New and current faculty members are contacted on a regular basis to discuss their areas of interest and to assist them in the development of their research/creation career. The Office of the Associate Dean offers a range of services in all aspects of the research funding process, including: discussing application procedures for the various agencies and programs; ensuring that applicants adhere to all guidelines; reviewing proposals and offering recommendations; contacting funding agencies; and providing information for other sources of funding in Canada and internationally. Throughout the year, faculty members are kept abreast of new policies with respect to research funding.
The Office of the Associate Dean works closely with the School of Graduate Studies, making recommendations on graduate student funding. The Associate Dean also serves as a liaison for faculty members with Concordia’s Office of Research, and ensures that researchers’ accomplishments are known to the university community (see Research News and events page).
Read about the Vice-President, Research’s plan for supporting research development in the “Mobilizing Knowledge” plan and learn about Concordia’s major research strengths in the Strategic Research Plan.
MJ Thompson is a writer and teacher working on dance, performance, and visual art.

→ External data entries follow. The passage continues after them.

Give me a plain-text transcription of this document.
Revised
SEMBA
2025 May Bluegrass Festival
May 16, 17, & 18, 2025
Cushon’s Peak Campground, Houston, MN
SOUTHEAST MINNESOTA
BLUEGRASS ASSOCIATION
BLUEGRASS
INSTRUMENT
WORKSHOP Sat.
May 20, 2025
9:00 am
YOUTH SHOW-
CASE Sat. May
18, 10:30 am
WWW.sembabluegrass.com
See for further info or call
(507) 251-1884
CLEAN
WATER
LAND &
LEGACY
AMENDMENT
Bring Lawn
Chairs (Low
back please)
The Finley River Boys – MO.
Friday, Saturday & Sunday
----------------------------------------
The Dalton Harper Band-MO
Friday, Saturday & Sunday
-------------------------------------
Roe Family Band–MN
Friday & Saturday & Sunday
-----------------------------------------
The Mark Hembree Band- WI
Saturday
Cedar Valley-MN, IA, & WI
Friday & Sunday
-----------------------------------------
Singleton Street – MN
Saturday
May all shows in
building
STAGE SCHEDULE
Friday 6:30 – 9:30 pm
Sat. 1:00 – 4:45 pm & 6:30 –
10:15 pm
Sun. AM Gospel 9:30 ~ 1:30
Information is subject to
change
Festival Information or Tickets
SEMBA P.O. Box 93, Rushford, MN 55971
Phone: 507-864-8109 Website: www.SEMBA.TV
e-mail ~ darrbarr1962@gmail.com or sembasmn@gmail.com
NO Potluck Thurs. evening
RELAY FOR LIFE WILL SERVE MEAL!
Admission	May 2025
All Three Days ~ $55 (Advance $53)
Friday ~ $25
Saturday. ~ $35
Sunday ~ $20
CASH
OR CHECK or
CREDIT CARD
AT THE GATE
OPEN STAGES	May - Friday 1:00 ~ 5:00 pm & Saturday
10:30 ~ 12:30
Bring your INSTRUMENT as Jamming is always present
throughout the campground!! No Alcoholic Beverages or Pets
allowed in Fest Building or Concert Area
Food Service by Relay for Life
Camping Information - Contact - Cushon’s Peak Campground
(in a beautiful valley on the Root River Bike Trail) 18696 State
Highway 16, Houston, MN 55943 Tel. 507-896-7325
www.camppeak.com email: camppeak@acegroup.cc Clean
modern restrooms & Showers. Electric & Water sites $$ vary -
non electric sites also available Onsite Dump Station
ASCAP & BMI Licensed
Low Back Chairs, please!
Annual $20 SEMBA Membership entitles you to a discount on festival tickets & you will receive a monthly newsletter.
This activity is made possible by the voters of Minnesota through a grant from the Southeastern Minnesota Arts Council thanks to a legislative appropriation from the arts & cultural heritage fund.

A fan of dance in all its forms, she has been watching and writing about movement and performance for over twenty years. Committed to popular culture and everyday aesthetics, she has written for a wide variety of publications, including Ballettanz, Border Crossings, The Brooklyn Rail, Canadian Art, Dance Current, Dance Ink, Dance Magazine, The Drama Review, The Globe and Mail, Women and Performance, Theatre Journal and more. Her academic work is funded by the Social Sciences and Humanities Research Council in Canada; and her essays have appeared in several anthologies, including Performance Studies Canada (McGill-Queen’s Press, 2017). Most recently, she received the National Park Service Arts and Sciences Residency, Cape Cod National Seashore, August 2019, where she worked on a long-form essay about the concept of the view as embodied (forthcoming, Departures 2020). She was a Lillian S. Robinson Fellow at the Simone de Beauvoir Institute in Montreal in 2010. Her dissertation, “Impure Movement: Mundane Body Techniques in 20th Century American Choreography,” (NYU 2009) was recipient of the Cynthia Jean Cohen Bull Memorial Award for Academic Excellence.
Between 2011-2019, her teaching and research focused primarily on undergraduate learning and the development of critical literacies. As course director of a large-enrolment foundations course for the faculty—at 950 students, the largest class on campus—she designed and implemented new curricula and built a TA-training program focused on best practice teaching strategies at the post-secondary level.
Her current areas of research include vernacular forms of body movement; writing and writing pedagogies; and art and climate change. Most recently, she has written from a dance studies perspective about “furtive movements” as a [false] category of arrest under New York City’s Stop-and-Frisk program. Her book on the dancer/choreographer Louise Lecavalier is forthcoming on Bloomsbury.